Wi-Fi uses both single carrier direct-sequence spread spectrum radio technology (part of the larger family of spread spectrum systems) and multi-carrier OFDM (Orthogonal Frequency Division Multiplexing) radio technology. These regulations then enabled the development of Wi-Fi, its onetime competitor HomeRF, and Bluetooth.
Unlicensed spread spectrum was first made available by the Federal Communications Commission in 1985 and these FCC regulations were later copied with some changes in many other countries enabling use of this technology in all major countries. The FCC action was proposed by Michael Marcus of the FCC staff in 1980 and the subsequent controversial regulatory action took 5 more years. It was part of a broader proposal to allow civil use of spread spectrum technology and was opposed at the time by main stream equipment manufacturers and many radio system operators.
The precursor to Wi-Fi was invented in 1991 by NCR Corporation/AT&T (later Lucent & Agere Systems) in Nieuwegein, the Netherlands. It was initially intended for cashier systems; the first wireless products were brought on the market under the name WaveLAN with speeds of 1 Mbit/s to 2 Mbit/s. Vic Hayes, who held the chair of IEEE 802.11 for 10 years and has been named the 'father of Wi-Fi,' was involved in designing standards such as IEEE 802.11b, 802.11a and 802.11g.
 Origin and meaning of the term 'Wi-Fi'
Despite the similarity between the terms 'Wi-Fi' and 'Hi-Fi', statements reportedly made by Phil Belanger of the Wi-Fi Alliance contradict the popular conclusion that 'Wi-Fi' stands for 'Wireless Fidelity.' According to Mr. Belanger, the Interbrand Corporation developed the brand 'Wi-Fi' for the Wi-Fi Alliance to use to describe WLAN products that are based on the IEEE 802.11 standards. In Mr. Belanger's words, "Wi-Fi and the yin yang style logo were invented by Interbrand. We (the founding members of the Wireless Ethernet Compatibility Alliance, now called the Wi-Fi Alliance) hired Interbrand to come up with the name and logo that we could use for our interoperability seal and marketing efforts. We needed something that was a little catchier than 'IEEE 802.11b Direct Sequence'."

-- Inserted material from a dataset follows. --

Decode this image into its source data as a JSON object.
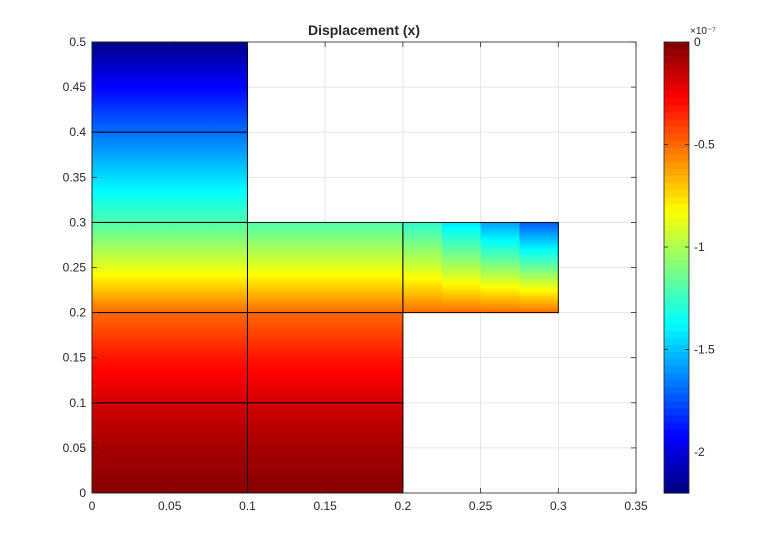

One possibility for the origin of the actual term is a simplified spelling of "Wi-Phy" or "Wireless Physical Network Layer".
The Wi-Fi Alliance themselves invoked the term 'Wireless Fidelity' with the marketing of a tag line, "The Standard for Wireless Fidelity," but later removed the tag from their marketing. The Wi-Fi Alliance now seems to discourage propagation of the notion that 'Wi-Fi' stands for 'Wireless Fidelity', but it has been referred to as such by the Wi-Fi Alliance in White Papers currently held in their knowledge base:
"... a promising market for wireless fidelity (Wi-Fi) network equipment."
"A Short History of WLANs... The association created the Wi-Fi (Wireless Fidelity) logo to indicate that a product had been certified for interoperability."